Quentin Tarantino’s Once Upon A Time In Hollywood doesn’t come out until July 26 but the flick is already a hit in Los Angeles.

Production of the Brad Pitt, Margot Robbie, Al Pacino and Leonardo DiCaprio starring Manson era movie in the City of Angels helped give on-location filming in Greater L.A. in 2018 a slight edge over the year before. With production on features up 15.5% in the fourth quarter of 2018 over Q4 2017 and rising overall 12.2% annually, total production is up 1.3% from 2017 and 5% from the end of last year, according to Film L.A.

The 38,795 shoot days clocked in last year are the second-best production results the non-profit permitting organization has tallied since former Gov. Jerry Brown signed an expansion of the Golden State’s film and TV tax credits program in the fall of 2014. Only the 39,627 shoot days that were racked up productionwise in 2016 topped last year.

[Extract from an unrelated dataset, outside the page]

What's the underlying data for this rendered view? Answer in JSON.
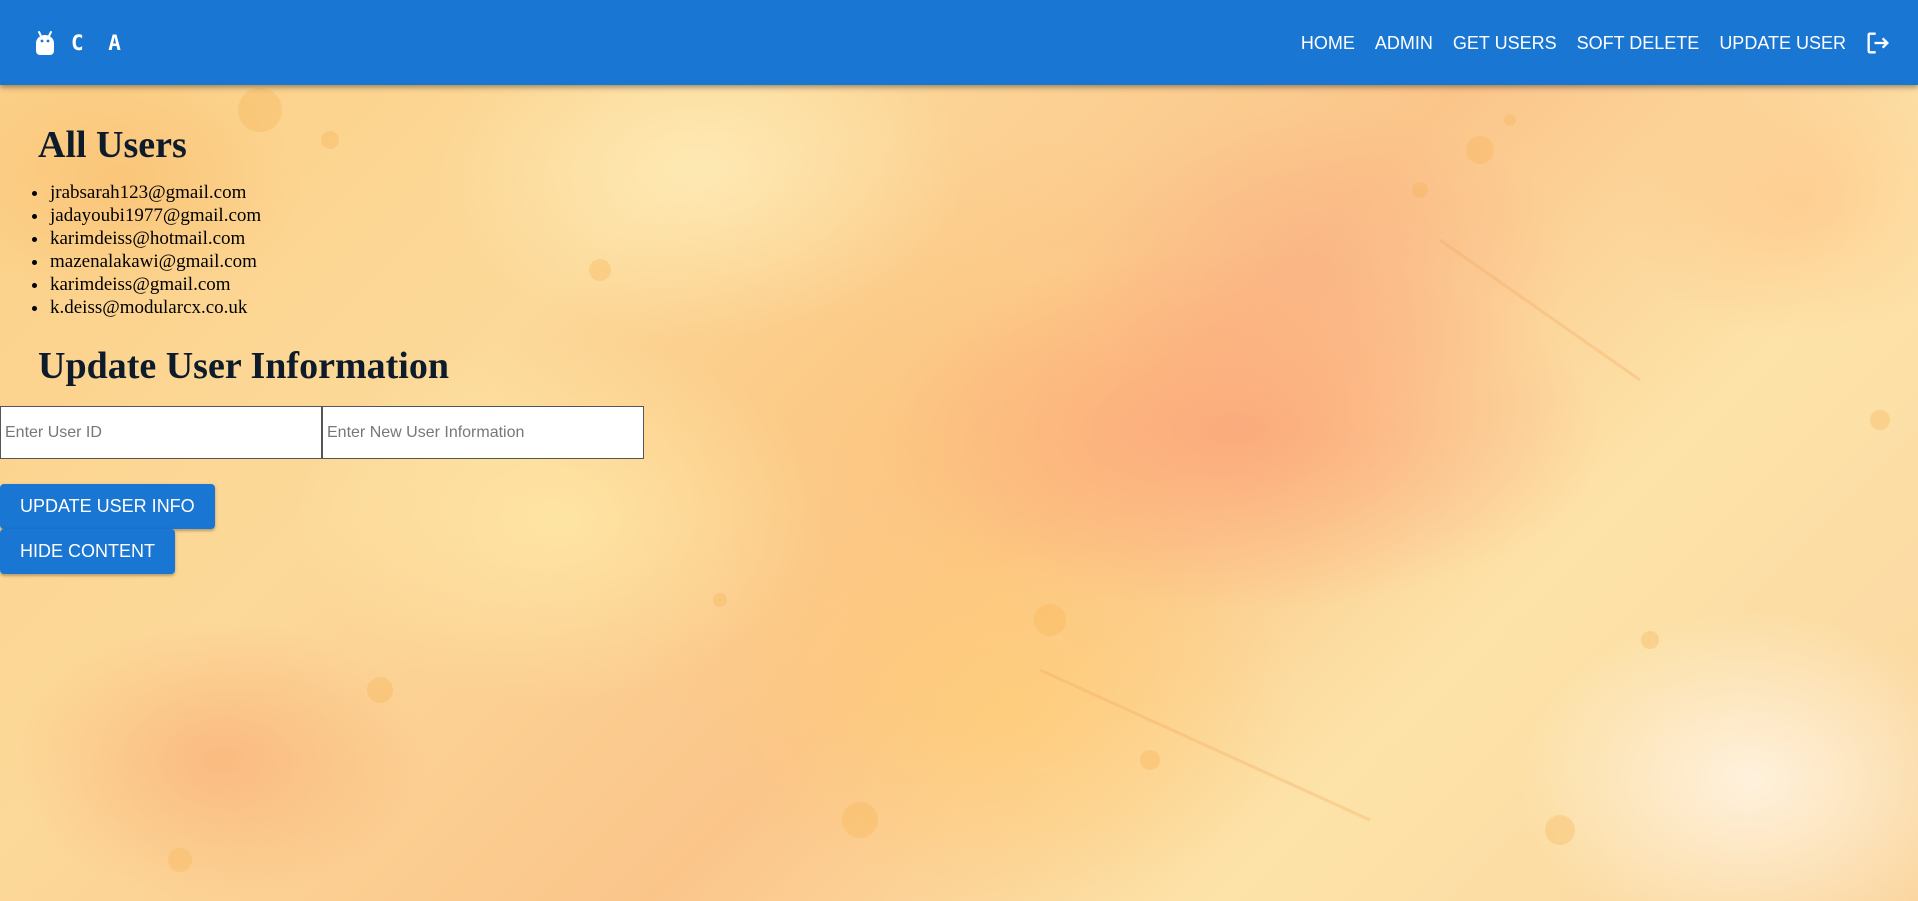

Having been awarded over $18 million in incentives in late 2017 through California’s $330 annual program, the period piece Once Upon a Time In Hollywood joined fellow tax credits recipients like Netflix’s successful Sandra Bullock starrer Birdbox and director McG’s Rim of the World effort to account for a not insignificant 11.4% of the feature shoot days last quarter. Now ceased filming, the big budget Tarantino helmed Hollywood had already provided a boost in Q3 of 2018 to local production.

On the flipside of sorts, the small screen took a slight slap of 4.9% in 2018 L.A. shoot days compared to the previous year. Fourth quarter 2018 to fourth quarter 2017, TV production was steady with a very slight 0.3 dip even though TV Dramas were up 9.0% in the same time period over last year’s comparable quarter. Reality TV, web-based TV and comedy were all down in 2018 by various measures but the always on-location heavy TV Pilots and TV Dramas rose 15.2% and 10.6% respectively over 2017.

Tax credit awardees like the final seasons of Crazy Ex-Girlfriend and VEEP made up nearly 29% of the production in the comedy category – a category that it has to be noted does not film on location anywhere nearly as much as Dramas or Commercials, which were up 8.7% over 2017 overall and 5.5% in Q4 2018.

If the recent past is any indication, the good times will keep going for a while for production in Tinseltown. Before leaving office this year, Jerry Brown inked an extension of the state’s big screen and small screen tax credits program last summer that will keep it going until 2025 at present levels – and that’s once upon a future for Hollywood.